What kind of stuff is there to tweak on a TV?
On a regular tube television, not a lot. On a projection TV, plenty.
Stay away from the 16:9 TVs because you'll always have black on the sides, even with widescreen movies
I know you just made that up, but a discussion of this is important if HDTV is going to be part of your decision process.
Movies/HTDV and regular television shows are different shapes. The black bars are going to be a fact of life as long as there's more than one format.
If you have a square television, then widescreen movies and widescreen HDTV broadcasts will have black bars. If you hav a widescreen television, then square movies and television shows will have black bars. You can't win. You're going to get bars one way or the other.
Even among widescreen movies, there are different shapes. The most common are 16:9 and 2.35:1. So you sometimes even get small black bars when watching the 2.35:1 movies on a 16:9 screen.

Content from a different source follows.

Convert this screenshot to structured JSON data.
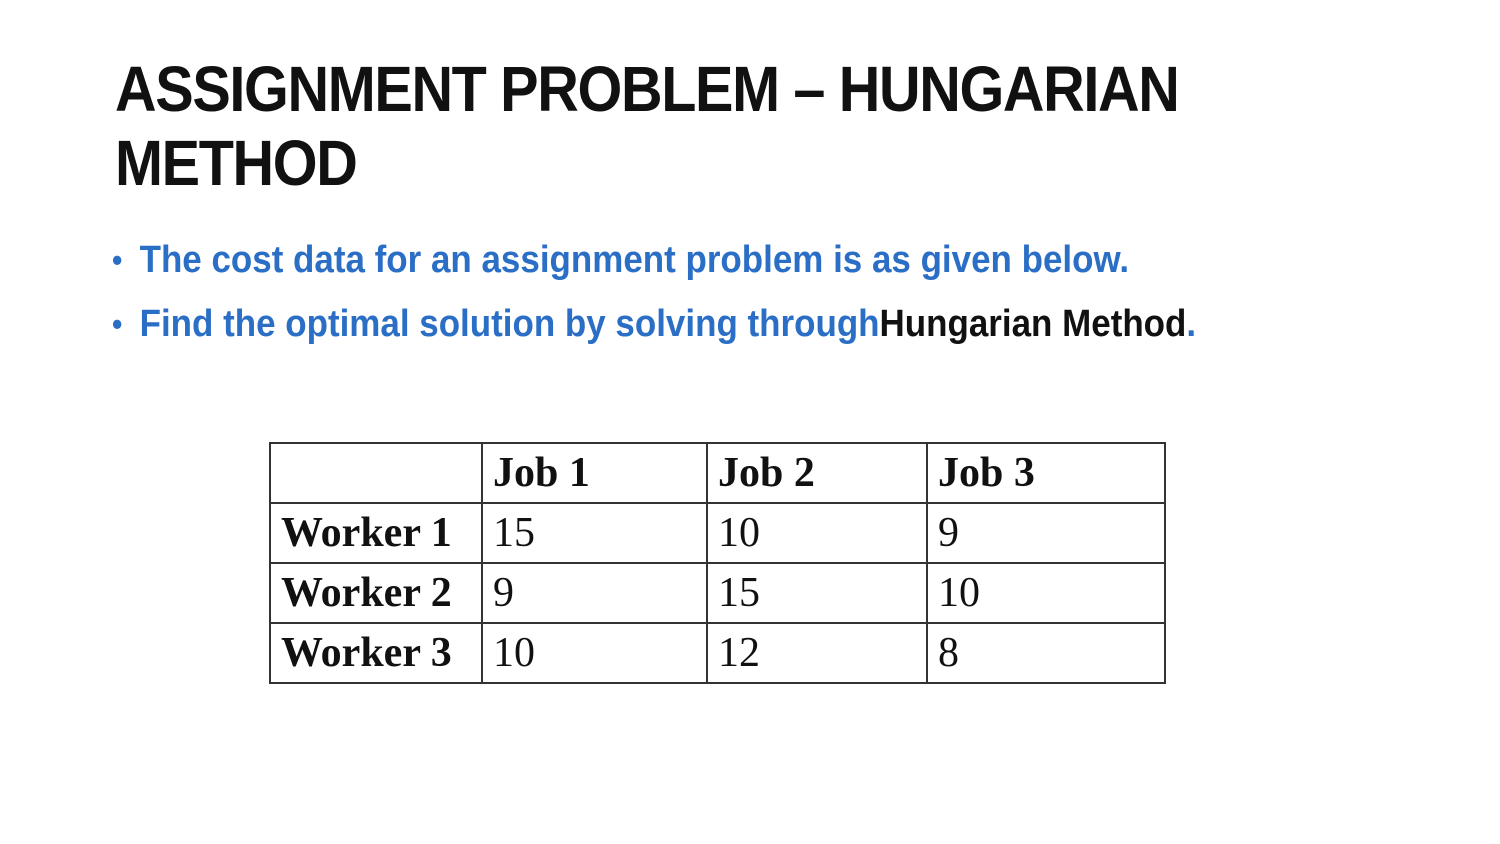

Something to note: The Mits widescreen televisions have some interesting stretch and zoom modes which allow you to watch differently-shaped material that still allows it to fit the screen. Personally, I don't use them. I prefer to watch the image in its correct shape. It's nice when that "correct shape" happens to fill my 16:9 screen, but it's not a problem, really.
See, the RPTVs are great because their screens are so big. When I watch a 4:3 television show on my wide screen, it's still bigger than a tube TV and looks fine even with the side bars. On the other hand, watching a widescreen movie shrunk down to tube-TV size is painful. This is why the widescreen RPTVs are selling so well, because they make the real movie-watching experience possible without sacrificing the regular TV experience.
Avoid HDTV if 99% of your viewing will be normal NTSC
This is only true if your only viewing will be from a little-dish satellite system. Those are so heavily data-compressed that when you enlarge them to big-screen HDTV size, the data compression artifacts become painfully obviuous. If you watch a lot of broadcast television or have C-band satellite, then an HDTV monitor will allow you to watch regular television just fine while also giving you a great experience for DVDs and HDTV (with proper receiver).
The only problem is that most people can only get HDTV through a little-dish satellite system these days. When you buy one of those, the HDTV part looks great, but you will be underwhelmed by the NTSC part in comparison.